RE: RARA-AVIS: Philip K Dick, the NY Times, and pulp

From: Steve Svecz ( sveczs@wtcpl.org)
Date: 25 May 2007


I am behind on my Rara-Avis reading so please forgive the untimeliness of this reply, but, Yeah!, that Pulp vs Literary false dichotomy crops up all the time (and not just in the Times) and it really pisses me off too.

I just happened to be reading a Washingtom Post Review of the new Michael Chabon novel The Yiddish Policeman's Union and I detected the same condescending snobbery when the reviewer contrasted Chabon's literary bona fides with his pulpy inclinations. Am I just being sensitive or does this sound like the same kind of snobbery you are talking about:

"What sort of writer is Michael Chabon? The question, especially considering his terrific new novel, The Yiddish Policemen's Union, is complicated. Of course he's literary, author of the Pulitzer-winning The Amazing Adventures of Kavalier & Clay and other marvelous books of fiction. His work is page-turning and poignant; he is one of the best writers of English prose alive.

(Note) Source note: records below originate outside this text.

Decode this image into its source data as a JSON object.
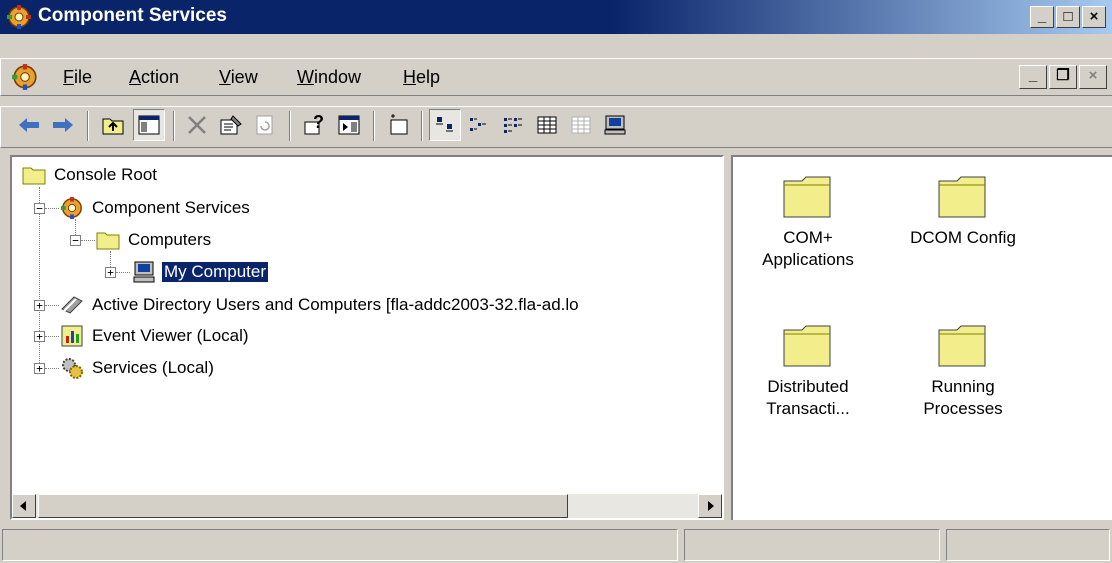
{
  "window": {
    "title": "Component Services",
    "caption_buttons": {
      "minimize": "_",
      "maximize": "□",
      "close": "×"
    }
  },
  "menu": {
    "items": [
      {
        "label": "File",
        "accel": "F",
        "rest": "ile"
      },
      {
        "label": "Action",
        "accel": "A",
        "rest": "ction"
      },
      {
        "label": "View",
        "accel": "V",
        "rest": "iew"
      },
      {
        "label": "Window",
        "accel": "W",
        "rest": "indow"
      },
      {
        "label": "Help",
        "accel": "H",
        "rest": "elp"
      }
    ],
    "mdi_buttons": {
      "minimize": "_",
      "restore": "❐",
      "close": "×"
    }
  },
  "toolbar": {
    "buttons": [
      {
        "name": "back",
        "icon": "back-arrow-icon"
      },
      {
        "name": "forward",
        "icon": "forward-arrow-icon"
      },
      {
        "name": "up-one-level",
        "icon": "up-folder-icon"
      },
      {
        "name": "show-hide-console-tree",
        "icon": "console-tree-icon",
        "active": true
      },
      {
        "name": "delete",
        "icon": "delete-x-icon"
      },
      {
        "name": "properties",
        "icon": "properties-icon"
      },
      {
        "name": "refresh",
        "icon": "refresh-icon"
      },
      {
        "name": "help",
        "icon": "help-icon"
      },
      {
        "name": "show-hide-action-pane",
        "icon": "action-pane-icon"
      },
      {
        "name": "new-window",
        "icon": "new-window-icon"
      },
      {
        "name": "large-icons",
        "icon": "large-icons-view-icon",
        "active": true
      },
      {
        "name": "small-icons",
        "icon": "small-icons-view-icon"
      },
      {
        "name": "list",
        "icon": "list-view-icon"
      },
      {
        "name": "detail",
        "icon": "detail-view-icon"
      },
      {
        "name": "configure-my-computer",
        "icon": "properties-grid-icon"
      },
      {
        "name": "computer",
        "icon": "computer-icon"
      }
    ]
  },
  "tree": {
    "nodes": [
      {
        "label": "Console Root",
        "icon": "folder-icon"
      },
      {
        "label": "Component Services",
        "icon": "component-services-icon",
        "expander": "−"
      },
      {
        "label": "Computers",
        "icon": "folder-icon",
        "expander": "−"
      },
      {
        "label": "My Computer",
        "icon": "computer-icon",
        "expander": "+",
        "selected": true
      },
      {
        "label": "Active Directory Users and Computers [fla-addc2003-32.fla-ad.lo",
        "icon": "address-book-icon",
        "expander": "+"
      },
      {
        "label": "Event Viewer (Local)",
        "icon": "event-viewer-icon",
        "expander": "+"
      },
      {
        "label": "Services (Local)",
        "icon": "services-gears-icon",
        "expander": "+"
      }
    ]
  },
  "list": {
    "items": [
      {
        "line1": "COM+",
        "line2": "Applications",
        "icon": "folder-icon"
      },
      {
        "line1": "DCOM Config",
        "line2": "",
        "icon": "folder-icon"
      },
      {
        "line1": "Distributed",
        "line2": "Transacti...",
        "icon": "folder-icon"
      },
      {
        "line1": "Running",
        "line2": "Processes",
        "icon": "folder-icon"
      }
    ]
  },
  "statusbar": {
    "panels": [
      "",
      "",
      ""
    ]
  },
  "colors": {
    "titlebar": "#0a246a",
    "face": "#d4d0c8",
    "selection": "#0a246a",
    "folder": "#f2ee8c"
  }
}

But Chabon has an avowed interest in forms considered perhaps less than literary. He's edited two anthologies of pulp-inspired stories for McSweeney's, written a "story of detection" featuring Sherlock Holmes, and he "presents" a comic book quarterly starring one of the superheroes of Kavalier & Clay. He's interested in busting the chains of everydayness that bind many so-called literary writers: He wants to move and thrill us both, and he does."

Yeah, God forbid any literary writer should slip up and actually
"thrill" us. The funny thing is I just heard Michael Chabon speak and he talked about exactly how meaningless these distinctions are about literature and genre and pulp. I don't think he is trying to break them down. I think he is way beyond that. I wish the reviewers were to. The harder I think about that term "literary" the less it seems to actually mean. Maybe I should stop thinking. Maybe I'm just overreacting. Grrrr.

Anyway here's the link.

http://www.washingtonpost.com/wp-dyn/content/article/2007/05/10/AR200705 1002593.html

By the way I haven't seen any mention of The Yiddish Policeman's Union on here yet, (but I am behind) but it is definitely Hard-boiled as well as being an alternate history. Anyone read it?

Steve Svecz

-----Original Message----- From: rara-avis-l@yahoogroups.com [mailto: rara-avis-l@yahoogroups.com] On Behalf Of Jay Gertzman Sent: Sunday, May 06, 2007 10:41 AM To: rara avis Subject: RARA-AVIS: Philip K Dick, the NY Times, and pulp

The NY Times carried an article Sunday on Philip K Dick; something must be done to show that the Good Grey Lady is hep to his Library of America

collection. The article was headed "The Prince of Pulp" ("pulpish sensibility," "Thrilling Wonder Stories," "lurid cover"). It contains some nice insights into his work ("to a considerable extent Mr. Dick's future is a lot like our present"), but it uses "pulp" as if this kind of writing is suitable for Hollywood pot boilers. The Times implies that

pulp is totally unattached to any kind of literary merit, as if whatever

benefits there are to Dick's writing, they exist *in spite of* the fact that he wrote for popular genre magazines and Ace Doubles that were sold

on newsstands. It's a kind of bourgeois snobbery that characterizes every literary and film evaluation of the paper, and IMO a sign of its attitude about popular culture. It's not cluelessness; it's hostility, based on its belief that the proper reader must base his/her values in entertainment on a "decent" class system. "Nobody would ever dream of looking to [Emerson] for movie ideas. Emerson was all brain, no pulp."